Die Kasel ist ein Obergewand, in welchem Bischöfe und Priester die Messe zelebrieren, und wohl das bekannteste Messgewand. Nur beste, kostbarste Gewebe verwendete man bei der Verarbeitung. Aus dem Jahre 889 ist eine Vorschrift bekannt, nach welcher alle Priester eine Kasel aus Seide vorrätig haben sollen. Inventare vom 13. bis 15. Jahrhundert melden viel Seide, daneben aber auch Leinen, Baumwolle, Wolle. Aus dem 18. Jahrhundert stammen die Kaseln aus Stroh und in Deutschland, Oesterreich und in der Schweiz auch solche aus Leder. Die Kaseln entwickelten sich aus der Profantracht der griechischen/römischen Welt. Bis zum 13. Jahrhundert waren die Glockenkaseln kreisrund mit Kopföffnung in der Mitte (casula bedeutet kleines Haus). Danach lässt sich das Bestreben verfolgen, die sakralen Gewänder zu kürzen. Zunächst geschah dies seitlich, das Zusammenraffen des Stoffes auf den Armen wurde wohl als immer mühsamer empfunden. Im 17. Jahrhundert kürzte man die Kaseln vorne und hinten und zudem erhielten sie ihre charakteristische bassgeigenartige Form.

Neben der Kasel gehören auch Dalmatik und Tunicella zu einem Ornat (dies ist die Gesamtheit der für ein feierliches Hochamt verwendeten Gewänder). Es sind dies die Obergewänder der Diakone und Subdiakone, also die Assistenten des zelebrierenden Priesters. Sie sind wie die Kaseln seitlich offen, haben aber Aermel. Zugehörig zu dieser Gruppe ist das Pluviale, auch Chormantel oder Rauchmantel. Bischöfe und Priester tragen diesen halbkreisförmigen Mantel dann, wenn die Kasel, die ja Messgewand ist, nicht gebraucht werden kann, also für Prozessionen, Einsegnungen, Sakramentspendung.

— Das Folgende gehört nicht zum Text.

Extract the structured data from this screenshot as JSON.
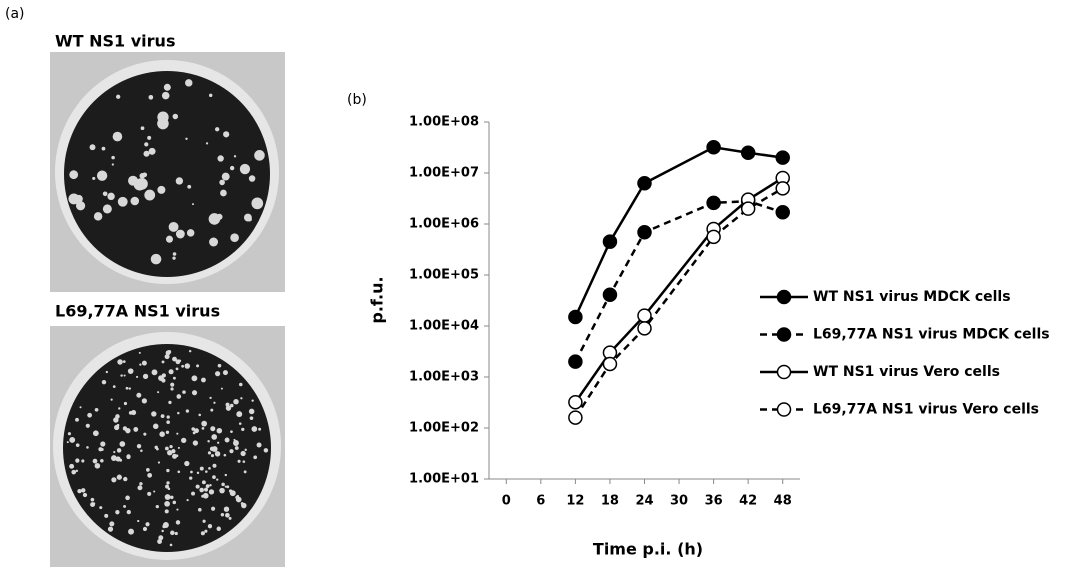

Die liturgischen Abzeichen bilden ebenfalls Bestandteil des Ornats und sind oftmals aus dem selben Stoff verfertigt: Der Manipel, ein ca. 1 m langes Band, wurde auf dem linken Arm getragen und die etwa 2 – 2,5 m lange Stola um den Hals gelegt.
Das Pallium kommt dem Papst und den Erzbischöfen zu. Es besteht aus einem etwa 6 cm breiten Ring um Nacken und Brust, vorne und hinten hängt ein Streifen gleicher Breite herab. Als Kopfbedeckung sei die Mitra erwähnt. Diese versteifte Mütze, die auf der Rückseite mit zwei Behangstreifen verziert ist, gehört zum Papst, zu Bischöfen, Kardinälen und Äbten.
 
       
  FARBEN

Die Farben (2) der Paramente sind nicht zufällig gewählt, und verfolgt man die Entwicklung der Priestergewänder, so lassen sich die Farben betreffend, drei Hauptabschnitte unterscheiden:

Im Mittelalter gab es mehrere Verzeichnisse über Gottesdienstliche Verordnungen, z.B. in Rom die „Ordines Romani“ seit dem 8. Jahrhundert, die „Consuetudines“ der Klöster vom 10. bis 12. Jahrhundert. Ein einheitlicher Gebrauch der Farbe lässt sich aus diesen Quellen nicht ableiten. Ambrosius hatte im 4. Jahrhundert bestimmten Heiligengruppen einzelne Farben zugewiesen, z.B. Weiss für die Jungfrauen, Rot für die Märtyrer, Violett für die Bekenner. Man kann aber nicht nachweisen, dass sein Text den Gebrauch entsprechend gefärbter Paramente anregte.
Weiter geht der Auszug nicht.